Islamabad, Dec 4: Pakistan’s IT sector is grappling with substantial financial losses and reputational damage due to persistent internet outages and disruptions, revealed Sajjad Mustafa Syed, Chairman of the Pakistan Software Houses Association (P@SHA). Each hour of disruption costs the sector over $1 million, jeopardizing critical operations for export-driven businesses.

Impact on IT Exports and Operations

  1. Economic Losses:
    NetBlocks estimates hourly internet outages cause losses of $2.21 million, while daily 3G/4G service shutdowns cost businesses Rs. 1.3 billion in direct losses, excluding broader economic repercussions.
  2. Client Confidence:
    Disruptions disrupt international sectors like stock markets, airports, and banks, leading foreign clients to seek alternatives, reducing trust in Pakistan’s IT services.
  3. Relocation Threat:
    Some IT firms are relocating to countries with reliable connectivity, threatening the sustainability of Pakistan’s IT export market.
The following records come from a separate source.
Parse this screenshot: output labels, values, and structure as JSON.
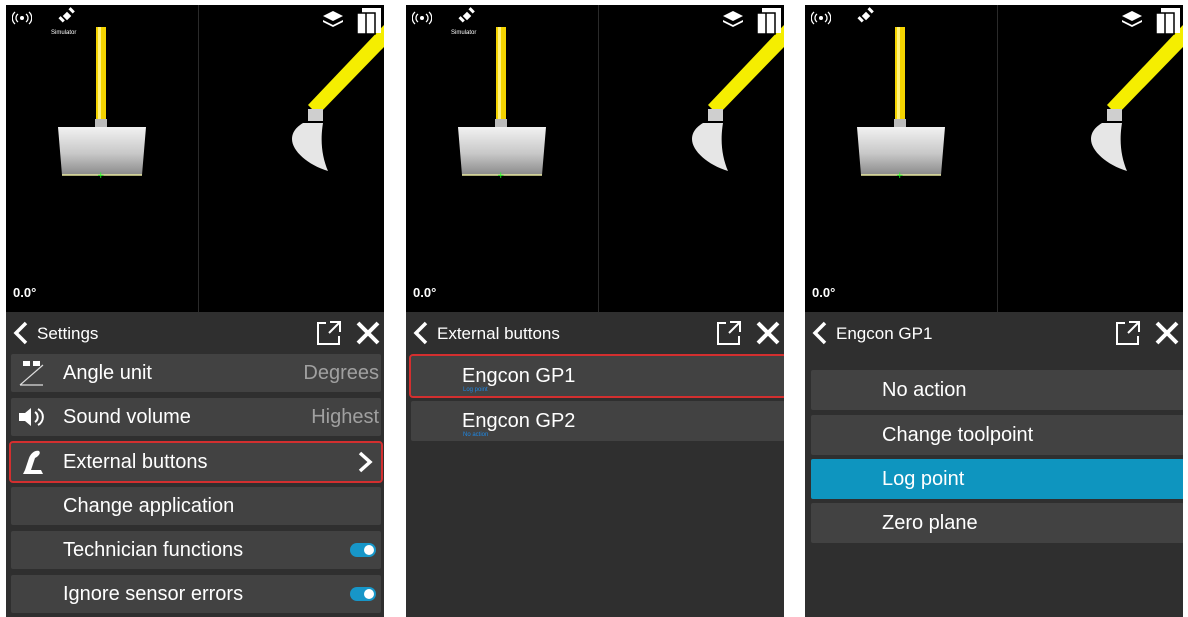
{
  "panels": [
    {
      "status": {
        "simulator_label": "Simulator",
        "angle": "0.0°"
      },
      "header": {
        "title": "Settings"
      },
      "settings_rows": [
        {
          "label": "Angle unit",
          "value": "Degrees",
          "icon": "angle-unit-icon"
        },
        {
          "label": "Sound volume",
          "value": "Highest",
          "icon": "speaker-icon"
        },
        {
          "label": "External buttons",
          "value": "",
          "icon": "joystick-icon"
        },
        {
          "label": "Change application",
          "value": ""
        },
        {
          "label": "Technician functions",
          "value": "",
          "toggle": true
        },
        {
          "label": "Ignore sensor errors",
          "value": "",
          "toggle": true
        }
      ]
    },
    {
      "status": {
        "simulator_label": "Simulator",
        "angle": "0.0°"
      },
      "header": {
        "title": "External buttons"
      },
      "buttons": [
        {
          "label": "Engcon GP1",
          "sub": "Log point"
        },
        {
          "label": "Engcon GP2",
          "sub": "No action"
        }
      ]
    },
    {
      "status": {
        "angle": "0.0°"
      },
      "header": {
        "title": "Engcon GP1"
      },
      "actions": [
        {
          "label": "No action",
          "selected": false
        },
        {
          "label": "Change toolpoint",
          "selected": false
        },
        {
          "label": "Log point",
          "selected": true
        },
        {
          "label": "Zero plane",
          "selected": false
        }
      ]
    }
  ],
  "colors": {
    "accent": "#0e95bf",
    "highlight": "#d32f2f",
    "boom": "#f5d400"
  }
}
Proposed Solutions and Industry Concerns

  • Streamlining VPN Registration:
    P@SHA suggests certified VPN providers to balance national security and business needs, turning challenges into opportunities.
  • Reliable Infrastructure:
    Ensuring uninterrupted internet services is critical to maintaining Pakistan’s 55% export share to the US and 20% to Europe.
  • Adopting Robust IT Policies:
    Mr. Syed recommends implementing advanced IT security systems, inspired by US and European models, instead of restrictive measures like VPN bans.

Call to Action

P@SHA urges the government to prioritize uninterrupted internet connectivity and address security concerns collaboratively. Failure to act could cause irreparable harm to Pakistan’s IT industry, undermining its role as a key driver of future economic growth.